Got three today casting long. Two with shoulders, one smaller. Awesome birthday. Thank you Lord.


----------



## Bullshark (Mar 19, 2009)

Happy Birthday! We have yet to get the school down here but the fish we are getting are huge.


----------



## IWANNAGOFAST (Feb 15, 2013)

Awesome catch indeed. Fleas or shrimp?


----------



## bryansul (Mar 14, 2011)

nice, fleas right? water starting to calm down behind you, I am off Sun, Mon, so I plan to be down there working the water, ... and Thank the Lord is right on the money in my book


----------



## Captdroot (Jan 18, 2012)

*Great pics*

Send those pics to any northern news paper! You'll be a star. 

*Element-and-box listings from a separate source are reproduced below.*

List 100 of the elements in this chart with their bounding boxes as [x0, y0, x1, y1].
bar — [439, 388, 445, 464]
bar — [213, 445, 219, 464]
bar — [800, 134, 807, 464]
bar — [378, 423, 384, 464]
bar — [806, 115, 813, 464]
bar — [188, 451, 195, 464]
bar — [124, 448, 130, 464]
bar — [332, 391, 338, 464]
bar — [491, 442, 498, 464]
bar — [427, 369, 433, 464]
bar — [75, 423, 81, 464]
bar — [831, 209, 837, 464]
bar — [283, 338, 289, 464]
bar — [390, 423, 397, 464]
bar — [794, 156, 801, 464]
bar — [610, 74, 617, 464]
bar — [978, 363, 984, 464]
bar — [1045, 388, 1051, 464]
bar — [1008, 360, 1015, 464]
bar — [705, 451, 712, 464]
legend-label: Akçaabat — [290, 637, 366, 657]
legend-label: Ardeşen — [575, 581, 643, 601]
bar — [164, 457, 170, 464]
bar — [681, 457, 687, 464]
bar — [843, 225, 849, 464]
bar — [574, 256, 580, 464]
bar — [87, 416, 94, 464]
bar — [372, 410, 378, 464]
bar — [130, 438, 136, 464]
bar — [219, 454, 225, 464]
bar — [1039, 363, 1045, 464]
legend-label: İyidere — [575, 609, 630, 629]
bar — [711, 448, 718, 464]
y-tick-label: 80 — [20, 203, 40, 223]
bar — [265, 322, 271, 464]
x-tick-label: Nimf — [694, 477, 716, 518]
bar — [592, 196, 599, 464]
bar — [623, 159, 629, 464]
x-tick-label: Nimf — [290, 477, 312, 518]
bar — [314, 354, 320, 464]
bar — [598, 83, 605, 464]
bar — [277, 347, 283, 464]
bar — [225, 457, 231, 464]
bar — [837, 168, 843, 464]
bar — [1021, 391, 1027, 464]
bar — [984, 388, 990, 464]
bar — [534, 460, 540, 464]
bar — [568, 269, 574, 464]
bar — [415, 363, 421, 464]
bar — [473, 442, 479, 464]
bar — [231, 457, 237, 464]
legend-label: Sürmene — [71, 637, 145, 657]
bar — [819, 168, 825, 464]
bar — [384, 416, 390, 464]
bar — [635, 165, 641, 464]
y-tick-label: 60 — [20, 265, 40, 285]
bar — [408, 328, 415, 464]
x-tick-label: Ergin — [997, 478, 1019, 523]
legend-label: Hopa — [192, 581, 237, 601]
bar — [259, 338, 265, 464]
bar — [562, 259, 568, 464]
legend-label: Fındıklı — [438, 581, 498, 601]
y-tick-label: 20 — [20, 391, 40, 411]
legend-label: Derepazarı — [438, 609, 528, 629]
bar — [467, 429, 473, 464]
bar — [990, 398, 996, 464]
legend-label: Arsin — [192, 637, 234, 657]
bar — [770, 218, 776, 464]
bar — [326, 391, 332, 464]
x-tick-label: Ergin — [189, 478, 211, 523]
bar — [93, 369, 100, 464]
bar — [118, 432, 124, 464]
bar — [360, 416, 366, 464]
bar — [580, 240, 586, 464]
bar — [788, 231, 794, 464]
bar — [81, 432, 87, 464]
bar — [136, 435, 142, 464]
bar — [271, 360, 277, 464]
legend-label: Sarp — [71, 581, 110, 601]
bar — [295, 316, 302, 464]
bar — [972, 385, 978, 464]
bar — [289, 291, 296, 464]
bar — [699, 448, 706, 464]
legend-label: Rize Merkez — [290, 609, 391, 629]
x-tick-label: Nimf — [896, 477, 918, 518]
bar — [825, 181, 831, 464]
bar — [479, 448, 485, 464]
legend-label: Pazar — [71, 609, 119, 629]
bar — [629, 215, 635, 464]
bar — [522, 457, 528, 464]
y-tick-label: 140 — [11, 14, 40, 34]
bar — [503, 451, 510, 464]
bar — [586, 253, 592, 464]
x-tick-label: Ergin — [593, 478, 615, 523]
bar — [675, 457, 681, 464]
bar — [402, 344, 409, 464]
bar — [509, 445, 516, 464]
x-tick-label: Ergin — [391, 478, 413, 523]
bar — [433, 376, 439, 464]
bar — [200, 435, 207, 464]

That picture shows some nice looking water as well some nice B-day pompano. Good luck next time, looks like it will several days before that water will looks like that! No shorts either!


----------



## Chris V (Oct 18, 2007)

Beautimous! Happy birthday dude!


----------



## pompanostradamus (Oct 17, 2007)

Very nice fish. I think I'm going to change my birthday from October to late February.


----------



## Pompano Joe (Jan 28, 2009)

Shrimp, Shrimp and Shrimp! Had some beautiful fleas...but all shrimp today.


----------



## L Hull (Jan 19, 2011)

Awesome day!


----------



## Snatch it (Feb 17, 2009)

Way to go joe!!!!


----------



## jcallaham (Dec 13, 2009)

I missed it joe! decided to stay home and got skunked. Happy birthday and congrats on the catch


----------



## grey ghost (Jul 24, 2011)

great pic, dude that water looks awsome & the pomps!


----------



## Charlie2 (Oct 2, 2007)

*Happy Birthday*

Nice catch and Happy Birthday.

Jigs Rule! C2


----------



## DAWGONIT (Jan 16, 2009)

Pretty work Sir.
Thanks for sharing your success w/ us.

catch 'em up.

P.S. Happy Belated Birthday!!


----------